T

Principal / Senior Data Engineer

Troveo AI
Full-time
On-site
San Francisco, California, United States
Senior Jobs

Troveo is the largest licensable video library for AI model training. We partner with thousands of content licensors—ranging from top-tier studios and production houses to leading YouTube creators—to supply video content to the world’s foremost research labs. Our mission is to rapidly deliver massive volumes of video content, to exact specifications, fueling next-generation generative and world-understanding AI models.

Data Engineering is central to our success. Each week, we process petabytes of video data—quickly, cost-effectively, and with uncompromising quality. As a data engineer at Troveo, you’ll focus on:

  • Lowering costs and reducing turnaround times for processing content.

  • Enhancing and transforming video data for our customers, to make it easier to discover and more valuable.

We are seeking a Principal or Senior Data Engineer with demonstrated expertise in Python and large-scale data management. Practical experience with AWS services (S3, EC2, etc.), search, and large databases is essential. Familiarity with video data is a plus, but not required.

Responsibilities

  • Data Pipeline Development: Design, build, and maintain scalable, efficient data pipelines in Python.

  • AWS Ecosystem: Leverage services like S3 for data storage (including multiple tiers of storage) and EC2 for compute (currently running clusters of 50k G instances), retrieval, and processing in production environments.

  • Big Data Handling: Develop and optimize systems to handle petabyte-scale datasets with a focus on performance, reliability, and cost-effectiveness.

  • Metadata Generation: Leveraging self-hosted open source LLMs and managed APIs to generate reliable metadata to power discovery and enhance the value of the content we deliver.

  • Discovery: Building from the ground up search capabilities leveraging visual, semantic and taxonomic data to deliver the right content to our customers.

  • Monitoring & Reliability: Implement robust monitoring, alerting, and logging to ensure smooth data flow and quickly troubleshoot issues.

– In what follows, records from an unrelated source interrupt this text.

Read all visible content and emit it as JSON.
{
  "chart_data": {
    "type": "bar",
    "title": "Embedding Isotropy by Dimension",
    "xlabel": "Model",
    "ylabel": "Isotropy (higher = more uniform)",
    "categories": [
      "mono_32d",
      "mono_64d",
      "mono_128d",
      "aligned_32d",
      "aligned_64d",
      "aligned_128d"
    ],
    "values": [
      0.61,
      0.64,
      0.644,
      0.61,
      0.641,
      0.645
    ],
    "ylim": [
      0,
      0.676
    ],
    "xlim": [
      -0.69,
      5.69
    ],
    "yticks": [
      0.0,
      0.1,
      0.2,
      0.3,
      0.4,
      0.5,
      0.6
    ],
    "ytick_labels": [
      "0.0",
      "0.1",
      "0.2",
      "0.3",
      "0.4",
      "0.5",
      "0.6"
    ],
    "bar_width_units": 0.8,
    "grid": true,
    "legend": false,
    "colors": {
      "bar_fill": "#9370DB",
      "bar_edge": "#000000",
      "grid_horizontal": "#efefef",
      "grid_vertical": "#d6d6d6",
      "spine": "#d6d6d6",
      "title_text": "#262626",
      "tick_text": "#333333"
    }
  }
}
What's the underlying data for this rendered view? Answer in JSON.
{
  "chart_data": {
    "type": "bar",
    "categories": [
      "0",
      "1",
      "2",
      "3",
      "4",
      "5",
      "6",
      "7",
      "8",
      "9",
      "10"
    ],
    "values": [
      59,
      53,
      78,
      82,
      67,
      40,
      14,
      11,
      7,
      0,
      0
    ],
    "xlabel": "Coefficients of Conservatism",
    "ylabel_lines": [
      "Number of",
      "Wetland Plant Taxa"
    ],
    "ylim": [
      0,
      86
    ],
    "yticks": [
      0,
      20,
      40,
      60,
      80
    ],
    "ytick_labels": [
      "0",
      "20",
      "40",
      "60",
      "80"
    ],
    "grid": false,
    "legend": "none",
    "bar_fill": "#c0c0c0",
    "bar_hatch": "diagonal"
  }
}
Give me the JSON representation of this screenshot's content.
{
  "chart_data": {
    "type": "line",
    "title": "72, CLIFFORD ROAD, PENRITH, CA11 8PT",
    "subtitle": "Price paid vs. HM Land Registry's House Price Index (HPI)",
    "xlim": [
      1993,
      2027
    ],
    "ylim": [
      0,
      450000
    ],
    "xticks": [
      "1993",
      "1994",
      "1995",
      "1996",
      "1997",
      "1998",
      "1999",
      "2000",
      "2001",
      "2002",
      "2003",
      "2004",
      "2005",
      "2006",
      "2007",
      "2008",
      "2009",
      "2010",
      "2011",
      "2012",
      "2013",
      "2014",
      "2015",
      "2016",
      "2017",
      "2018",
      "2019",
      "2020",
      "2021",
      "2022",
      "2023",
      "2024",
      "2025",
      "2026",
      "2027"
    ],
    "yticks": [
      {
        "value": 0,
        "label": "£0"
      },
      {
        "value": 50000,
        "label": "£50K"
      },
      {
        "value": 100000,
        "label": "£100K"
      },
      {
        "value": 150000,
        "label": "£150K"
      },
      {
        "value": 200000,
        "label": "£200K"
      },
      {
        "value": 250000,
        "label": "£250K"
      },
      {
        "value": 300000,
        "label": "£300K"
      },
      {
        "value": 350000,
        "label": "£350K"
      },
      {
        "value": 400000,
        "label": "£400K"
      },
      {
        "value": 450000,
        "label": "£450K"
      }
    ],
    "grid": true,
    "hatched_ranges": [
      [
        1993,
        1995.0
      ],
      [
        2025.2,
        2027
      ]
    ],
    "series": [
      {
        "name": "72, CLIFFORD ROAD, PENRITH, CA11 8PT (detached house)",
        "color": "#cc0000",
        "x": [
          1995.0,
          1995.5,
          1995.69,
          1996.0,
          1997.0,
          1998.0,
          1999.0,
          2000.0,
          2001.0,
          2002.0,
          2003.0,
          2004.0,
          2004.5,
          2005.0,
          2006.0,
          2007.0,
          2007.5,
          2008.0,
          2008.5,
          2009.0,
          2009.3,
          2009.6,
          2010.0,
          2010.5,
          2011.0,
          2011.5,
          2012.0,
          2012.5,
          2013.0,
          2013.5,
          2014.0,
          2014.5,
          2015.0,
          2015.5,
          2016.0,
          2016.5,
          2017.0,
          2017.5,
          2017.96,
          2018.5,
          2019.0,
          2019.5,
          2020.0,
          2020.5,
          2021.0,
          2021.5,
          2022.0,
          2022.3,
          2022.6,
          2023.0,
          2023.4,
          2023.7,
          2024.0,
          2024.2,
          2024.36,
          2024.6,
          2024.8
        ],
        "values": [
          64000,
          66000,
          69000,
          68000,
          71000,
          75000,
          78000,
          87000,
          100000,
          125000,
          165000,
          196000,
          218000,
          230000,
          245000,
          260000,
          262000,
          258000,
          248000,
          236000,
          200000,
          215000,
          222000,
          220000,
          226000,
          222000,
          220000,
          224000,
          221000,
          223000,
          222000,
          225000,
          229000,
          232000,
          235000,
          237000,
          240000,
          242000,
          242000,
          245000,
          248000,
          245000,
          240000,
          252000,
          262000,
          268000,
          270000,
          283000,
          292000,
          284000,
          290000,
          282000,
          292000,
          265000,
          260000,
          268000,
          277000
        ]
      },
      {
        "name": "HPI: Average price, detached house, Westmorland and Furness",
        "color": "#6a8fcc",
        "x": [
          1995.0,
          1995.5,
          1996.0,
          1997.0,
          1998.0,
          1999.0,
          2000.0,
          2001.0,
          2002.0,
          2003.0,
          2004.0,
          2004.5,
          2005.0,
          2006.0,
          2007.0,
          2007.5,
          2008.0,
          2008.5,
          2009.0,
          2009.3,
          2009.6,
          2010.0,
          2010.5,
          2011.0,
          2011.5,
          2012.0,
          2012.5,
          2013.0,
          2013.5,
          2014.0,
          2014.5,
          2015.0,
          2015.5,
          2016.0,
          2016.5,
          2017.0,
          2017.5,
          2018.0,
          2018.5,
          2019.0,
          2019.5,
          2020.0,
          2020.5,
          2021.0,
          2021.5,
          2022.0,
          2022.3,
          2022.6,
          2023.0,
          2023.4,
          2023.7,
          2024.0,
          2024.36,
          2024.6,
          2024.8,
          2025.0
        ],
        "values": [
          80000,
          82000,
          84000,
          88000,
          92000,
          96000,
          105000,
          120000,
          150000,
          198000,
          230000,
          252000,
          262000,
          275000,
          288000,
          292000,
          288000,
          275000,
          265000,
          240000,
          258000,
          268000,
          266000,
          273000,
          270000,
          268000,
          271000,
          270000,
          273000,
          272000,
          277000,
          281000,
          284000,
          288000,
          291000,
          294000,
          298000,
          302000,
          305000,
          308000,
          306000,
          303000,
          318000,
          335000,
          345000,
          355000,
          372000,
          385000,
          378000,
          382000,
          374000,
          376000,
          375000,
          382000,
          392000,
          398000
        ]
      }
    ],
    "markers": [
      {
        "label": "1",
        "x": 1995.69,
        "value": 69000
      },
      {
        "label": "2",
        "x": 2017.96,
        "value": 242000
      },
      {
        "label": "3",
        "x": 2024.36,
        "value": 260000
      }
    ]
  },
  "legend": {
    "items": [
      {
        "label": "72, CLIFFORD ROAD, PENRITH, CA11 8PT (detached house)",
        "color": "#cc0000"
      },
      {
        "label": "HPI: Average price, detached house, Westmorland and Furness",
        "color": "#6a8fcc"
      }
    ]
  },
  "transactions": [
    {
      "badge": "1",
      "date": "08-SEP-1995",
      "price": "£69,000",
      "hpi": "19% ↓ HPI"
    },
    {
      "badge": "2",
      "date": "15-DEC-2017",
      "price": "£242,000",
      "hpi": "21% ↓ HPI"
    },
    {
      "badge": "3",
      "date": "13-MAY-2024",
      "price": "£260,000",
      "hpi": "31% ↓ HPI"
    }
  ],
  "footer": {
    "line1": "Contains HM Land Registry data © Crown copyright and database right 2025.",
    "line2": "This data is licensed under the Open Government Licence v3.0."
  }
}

  • Collaboration: Work cross-functionally with data scientists, software engineers, and product teams to understand data needs and deliver optimized solutions.

  • Video Processing (Preferred): If applicable, process and manage video data for analytics, quality control, and other use cases.

Required Qualifications

  • Python Proficiency: Strong coding skills in Python (including familiarity with libraries for data manipulation and analysis).

  • AWS Expertise: Hands-on experience using core AWS services (S3, EC2, possibly Lambda, EMR, or ECS).

  • Big Data Skills: Demonstrated ability to work with large-scale datasets (petabyte-level), ensuring high performance and scalability.

  • Database & Storage: Familiarity with large Postgres databases.

  • Automation & Scripting: Comfortable building CI/CD pipelines and automating repetitive tasks.

Nice to Have

  • Video Processing: Experience handling or transforming video data (e.g., transcoding, extracting metadata, compiling FFMPEG).

  • Machine Learning Pipelines: Familiarity with ML and Computer Vision workflows or frameworks (OpenCV, TensorFlow, PyTorch, etc.).

  • Security Best Practices: Understanding of AWS IAM, encryption, and SOC II compliance standards.

What We Offer

  • An opportunity to work with massive data sets and cutting-edge technologies in the cloud serving the biggest companies in tech building the next generation of AI models

  • A collaborative environment with a talented, diverse team of engineers and data experts.

  • Competitive compensation and benefits with room for career growth and professional development.

  • This job is remote/work from home with the option of meeting up from time to time if you are located in the SF Bay Area.